Dass unser Nachbarland in diesem Jahr nach 2002 erneut Partnerland des CHIO ist, freut besonders Frank Kemperman. Der Turnierdirektor ist selbst Niederländer und scherzte während eines Interviews auf der Bühne des Medienzentrums des Medienhauses Aachen: „Das ist logisch, die Niederlande sind das schönste Land der Welt.“ Und das schönste Land der Welt wollte in diesem Jahr unbedingt Partnerland werden, das habe gut gepasst.

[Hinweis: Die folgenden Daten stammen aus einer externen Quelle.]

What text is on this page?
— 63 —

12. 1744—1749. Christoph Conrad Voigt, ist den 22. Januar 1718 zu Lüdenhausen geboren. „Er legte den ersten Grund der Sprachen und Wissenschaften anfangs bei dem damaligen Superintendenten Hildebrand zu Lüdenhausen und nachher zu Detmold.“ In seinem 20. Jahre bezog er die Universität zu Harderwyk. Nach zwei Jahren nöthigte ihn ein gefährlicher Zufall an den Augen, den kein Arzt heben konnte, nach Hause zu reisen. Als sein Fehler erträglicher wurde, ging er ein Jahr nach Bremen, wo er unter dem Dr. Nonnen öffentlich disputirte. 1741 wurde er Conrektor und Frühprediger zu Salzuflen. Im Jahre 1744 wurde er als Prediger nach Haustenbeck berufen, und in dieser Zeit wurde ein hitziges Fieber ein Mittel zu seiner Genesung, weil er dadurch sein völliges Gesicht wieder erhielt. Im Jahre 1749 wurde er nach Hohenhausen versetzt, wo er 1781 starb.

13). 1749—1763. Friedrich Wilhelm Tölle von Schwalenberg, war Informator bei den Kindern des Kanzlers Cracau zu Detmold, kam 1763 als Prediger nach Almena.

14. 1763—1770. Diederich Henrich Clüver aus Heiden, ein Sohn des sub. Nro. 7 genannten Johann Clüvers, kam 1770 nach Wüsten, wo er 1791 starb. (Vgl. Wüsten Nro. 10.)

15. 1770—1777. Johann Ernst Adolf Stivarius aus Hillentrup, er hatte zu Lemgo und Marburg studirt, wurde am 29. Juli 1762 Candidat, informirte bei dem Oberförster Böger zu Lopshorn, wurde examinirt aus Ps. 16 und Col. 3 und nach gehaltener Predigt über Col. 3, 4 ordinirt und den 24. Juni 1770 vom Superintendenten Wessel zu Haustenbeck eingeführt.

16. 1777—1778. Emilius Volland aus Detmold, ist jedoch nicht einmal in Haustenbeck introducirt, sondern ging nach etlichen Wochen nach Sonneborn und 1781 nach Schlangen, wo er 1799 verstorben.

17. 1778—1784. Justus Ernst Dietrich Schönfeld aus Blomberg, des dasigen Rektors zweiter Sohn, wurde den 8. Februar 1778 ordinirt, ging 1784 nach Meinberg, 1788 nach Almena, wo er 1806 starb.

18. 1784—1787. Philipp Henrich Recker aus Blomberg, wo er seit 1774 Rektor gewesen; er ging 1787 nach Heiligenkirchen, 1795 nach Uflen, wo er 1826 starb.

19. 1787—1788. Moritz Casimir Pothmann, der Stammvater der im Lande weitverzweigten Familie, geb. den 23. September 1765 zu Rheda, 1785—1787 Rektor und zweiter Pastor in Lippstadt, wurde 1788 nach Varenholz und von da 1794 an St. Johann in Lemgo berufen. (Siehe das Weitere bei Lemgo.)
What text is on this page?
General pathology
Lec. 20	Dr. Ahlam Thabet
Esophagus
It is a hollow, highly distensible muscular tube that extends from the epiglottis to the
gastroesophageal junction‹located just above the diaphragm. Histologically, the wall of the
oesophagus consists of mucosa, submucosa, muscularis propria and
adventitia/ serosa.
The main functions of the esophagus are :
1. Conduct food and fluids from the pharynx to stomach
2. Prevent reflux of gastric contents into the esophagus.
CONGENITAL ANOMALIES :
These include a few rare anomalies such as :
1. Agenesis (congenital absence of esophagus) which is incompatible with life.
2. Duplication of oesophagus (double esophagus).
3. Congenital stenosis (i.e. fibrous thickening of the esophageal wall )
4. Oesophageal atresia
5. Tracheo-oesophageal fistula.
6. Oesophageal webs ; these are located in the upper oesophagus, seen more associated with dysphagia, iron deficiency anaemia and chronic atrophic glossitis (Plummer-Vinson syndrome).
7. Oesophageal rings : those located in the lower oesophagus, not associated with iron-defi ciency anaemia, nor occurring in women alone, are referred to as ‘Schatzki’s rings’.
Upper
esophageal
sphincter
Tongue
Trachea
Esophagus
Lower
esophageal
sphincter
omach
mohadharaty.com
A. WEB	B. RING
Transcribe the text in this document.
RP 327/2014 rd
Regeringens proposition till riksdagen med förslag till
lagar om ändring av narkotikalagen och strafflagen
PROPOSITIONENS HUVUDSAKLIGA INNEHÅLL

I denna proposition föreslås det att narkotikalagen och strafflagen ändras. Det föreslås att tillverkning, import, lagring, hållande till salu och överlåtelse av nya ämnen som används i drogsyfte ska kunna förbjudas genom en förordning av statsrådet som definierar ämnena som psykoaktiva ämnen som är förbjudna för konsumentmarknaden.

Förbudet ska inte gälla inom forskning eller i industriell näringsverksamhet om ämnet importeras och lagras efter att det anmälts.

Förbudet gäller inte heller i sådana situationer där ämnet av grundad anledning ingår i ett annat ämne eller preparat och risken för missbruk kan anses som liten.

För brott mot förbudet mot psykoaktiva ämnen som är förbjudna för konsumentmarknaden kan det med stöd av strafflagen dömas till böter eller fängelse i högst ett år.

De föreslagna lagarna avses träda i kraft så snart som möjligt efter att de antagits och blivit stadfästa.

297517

Mit dem Soerser Sonntag war Frank Kemperman auch sehr zufrieden. „Ich freue mich, dass die Aachener das Konzept immer noch so gut annehmen und wieder so zahlreich hier her gekommen sind“, erklärte er. Das Wetter sei perfekt gewesen, nicht zu kalt und nicht zu heiß und die Vielfältigkeit zeige, dass das Turnier für jeden etwas bereithalte. „Ich hoffe, dass viele Besucher in der kommenden Woche wiederkommen, um sich einen Wettkampf anzusehen.“

Was es wirklich nur beim Soerser Sonntag zu sehen gibt, sind die Präsentationen der Handwerksbetriebe. Im Springstadion zeigen viele ihr Können. Am Sonntag konnten sich die männlichen Besucher unter anderem bei einem Barbier die Haare schneiden beziehungsweise das Gesicht rasieren lassen, was viele gleich ausnutzten. Beeindruckend war auch der Stand der Geigenbauwerkstatt Vitula. Dort gab Geigenbauerin Judith Huppertz einen Einblick in ihr Handwerk, was viele Besucher faszinierte.

Am Ende begeisterten aber natürlich immer wieder die Pferde die Zuschauer – ob klein oder groß, ob beim Show-Programm oder beim dritten Teil der Prüfung des Internationalen Turniers für traditionelle Anspannungen (CIAT). Dieses fand zum ersten Mal beim CHIO statt und lockte gleich zahllose Menschen zum Kutschenfahrplatz, die vielleicht jetzt schon wissen, dass sie sich für die Woche vom 13. bis zum 22. Juli 2018 nichts vornehmen dürfen, denn dann steht wieder der CHIO im Kalender.